The wild, wacky world of beer infusions

by DGO Staff

If you’re tired of the same old beer concoctions, consider infusing your beer with these things instead. (Just be sure to warn your friends before you inevitably force them to taste what you made, aight?)

The explosion of the craft beer industry has changed the nature of beer drinking. Where there were once just a few kinds of pilsner and lager available, today there are hundreds of different options with many new kinds of flavor.

What that means for you beer lovers is that you can try an endless parade of exotic taste combi-nations, and there is almost certainly something that will appeal to almost every palate — even if you aren’t a big fan of the brewed stuff.

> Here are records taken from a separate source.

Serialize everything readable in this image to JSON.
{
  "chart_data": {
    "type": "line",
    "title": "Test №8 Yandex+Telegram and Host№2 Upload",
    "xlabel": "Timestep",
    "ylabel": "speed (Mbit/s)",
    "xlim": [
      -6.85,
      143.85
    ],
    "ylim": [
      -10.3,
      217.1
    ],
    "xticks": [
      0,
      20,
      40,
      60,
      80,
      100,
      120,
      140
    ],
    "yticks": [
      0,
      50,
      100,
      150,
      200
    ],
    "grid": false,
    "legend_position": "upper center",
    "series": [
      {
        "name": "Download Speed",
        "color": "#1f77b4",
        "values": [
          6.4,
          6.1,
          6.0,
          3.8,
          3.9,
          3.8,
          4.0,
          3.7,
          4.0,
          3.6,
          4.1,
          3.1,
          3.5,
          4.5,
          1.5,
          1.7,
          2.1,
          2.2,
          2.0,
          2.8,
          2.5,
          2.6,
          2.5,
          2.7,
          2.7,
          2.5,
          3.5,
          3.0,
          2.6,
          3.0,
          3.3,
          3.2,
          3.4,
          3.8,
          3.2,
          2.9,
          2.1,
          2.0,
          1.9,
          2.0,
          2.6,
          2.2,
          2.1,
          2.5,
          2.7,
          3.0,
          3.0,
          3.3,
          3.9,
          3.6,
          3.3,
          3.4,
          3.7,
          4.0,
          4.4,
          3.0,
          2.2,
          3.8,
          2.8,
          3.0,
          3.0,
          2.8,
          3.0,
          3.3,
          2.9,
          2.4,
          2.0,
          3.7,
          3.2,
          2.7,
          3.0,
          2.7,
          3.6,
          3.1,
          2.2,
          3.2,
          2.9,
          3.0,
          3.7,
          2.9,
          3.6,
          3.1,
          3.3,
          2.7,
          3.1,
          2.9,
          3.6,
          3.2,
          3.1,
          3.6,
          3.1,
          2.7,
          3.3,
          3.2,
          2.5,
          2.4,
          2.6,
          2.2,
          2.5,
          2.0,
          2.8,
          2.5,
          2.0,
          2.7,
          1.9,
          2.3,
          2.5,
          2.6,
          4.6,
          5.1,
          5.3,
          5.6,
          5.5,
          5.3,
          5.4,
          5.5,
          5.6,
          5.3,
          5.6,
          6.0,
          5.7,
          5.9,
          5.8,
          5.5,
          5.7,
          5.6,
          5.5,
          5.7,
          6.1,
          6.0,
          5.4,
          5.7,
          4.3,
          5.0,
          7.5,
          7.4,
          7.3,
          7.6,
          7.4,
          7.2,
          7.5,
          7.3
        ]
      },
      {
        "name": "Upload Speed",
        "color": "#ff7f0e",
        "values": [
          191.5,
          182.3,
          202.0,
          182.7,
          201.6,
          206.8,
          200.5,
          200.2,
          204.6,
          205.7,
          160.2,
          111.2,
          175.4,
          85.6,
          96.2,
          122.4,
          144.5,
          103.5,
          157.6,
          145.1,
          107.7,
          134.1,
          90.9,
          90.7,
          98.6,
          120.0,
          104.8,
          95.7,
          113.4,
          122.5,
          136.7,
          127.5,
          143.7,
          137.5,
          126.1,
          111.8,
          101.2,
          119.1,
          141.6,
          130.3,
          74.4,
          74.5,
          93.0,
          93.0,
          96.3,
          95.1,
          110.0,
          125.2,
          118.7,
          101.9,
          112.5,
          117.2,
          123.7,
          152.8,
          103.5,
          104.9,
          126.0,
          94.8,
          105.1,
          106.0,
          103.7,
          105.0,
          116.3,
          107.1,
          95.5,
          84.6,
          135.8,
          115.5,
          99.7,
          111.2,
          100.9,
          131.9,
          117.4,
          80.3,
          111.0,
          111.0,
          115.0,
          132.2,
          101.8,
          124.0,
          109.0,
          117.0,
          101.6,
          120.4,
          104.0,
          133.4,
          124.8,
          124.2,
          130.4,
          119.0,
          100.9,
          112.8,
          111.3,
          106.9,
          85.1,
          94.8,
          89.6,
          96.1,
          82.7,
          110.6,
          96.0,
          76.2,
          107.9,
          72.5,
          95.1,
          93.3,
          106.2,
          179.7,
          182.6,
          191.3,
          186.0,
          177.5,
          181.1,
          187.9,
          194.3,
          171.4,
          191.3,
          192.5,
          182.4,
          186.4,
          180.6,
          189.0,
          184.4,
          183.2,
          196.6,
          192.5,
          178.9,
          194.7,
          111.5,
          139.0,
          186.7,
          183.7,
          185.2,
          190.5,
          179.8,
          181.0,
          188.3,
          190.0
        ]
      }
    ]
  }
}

For some devoted beer aficionados, though, this great bounty is not nearly enough. There are a few of you out there who want to experiment with wild new combinations of tastes, and can’t  (or straight up won’t) wait for the craft brewers to get around to their ideas.

We’re talking about the types of brave explorers who have figured out that they can use the French press to infuse new flavors into their beer in the comfort of their own homes. You know the ones.

For those beer devotees, there’s
the option of beer infusing. Yes, beer infusing, which is exactly what it sounds like. You infuse your beer with some wild and wacky stuff — much of which works when it absolutely, totally should not.

If you want to get into the exciting world of beer infusing, then you won’t need to look far or spend a lot of money for your new hobby. All you need is a French press and some common spices, herbs, fruits, and such that can easily be found in grocery stores and home brewing supply shops.

As a rule, you should let your infusions steep for three minutes before you strain and taste them. Letting it steep longer than this will strengthen the flavor, but it could easily overstrengthen it. However, you shouldn’t worry about the outcome too much. You only need to risk one bottle and a few cheap ingredients for each experiment, so you aren’t losing much if it doesn’t work out. You also might end up discovering an incredible flavor combination!
If you need some inspiration, here are a few recipes for different infusions for your beer:

Ginger Grapefruit Ale
Zest a medium sized grapefruit and put it into the French press.
Squeeze the juice from two grapefruit segments into the press as well, and add the pulp as well.
Dice 2 teaspoons of fresh ginger root and put it in the press, along with 12 ounces of pale ale. Infuse and enjoy.

Smokey Oak and Coffee Stout
Add 1 tablespoon of coffee beans, coarsely ground, together with ¼ cup of smoked oak chips, to your French press.
Pour in a 12 ounce Imperial Stout, and let it steep.

You should know, though, that this is one robust infusion. Don’t say we didn’t warn you.

Chocolate Nibs and Fruit
Put 1 table spoon of cocoa nibs into your French press, and pour a 12 ounce fruity wheat beer over them.

The chocolate nibs add a rich, bitter flavor that acts as a counterpoint to the fruity tastes of the beer.

Oak, Smoke, Cocoa, Coconut
Put 1 tablespoon of shredded, unsweetened coconut into the press.

Add 1 tablespoon of cocoa nibs and ¼ cup of smoked oak chips.
Pour in a 16 ounce bottle of a bitter ale.
The resulting complex flavor is something that any beer lover has to try.
Infusion is a fun and inexpensive hobby that you can pursue at home. You can use it to explore the true potential of the brewer’s craft on your own, or you can force your buddies to try out your  “interesting” concoctions when they stop by randomly. But whatever you do, make sure you warn them what you’re doing beforehand. We don’t need any long-standing friend beefs forming from this little infusion experiment, now do we.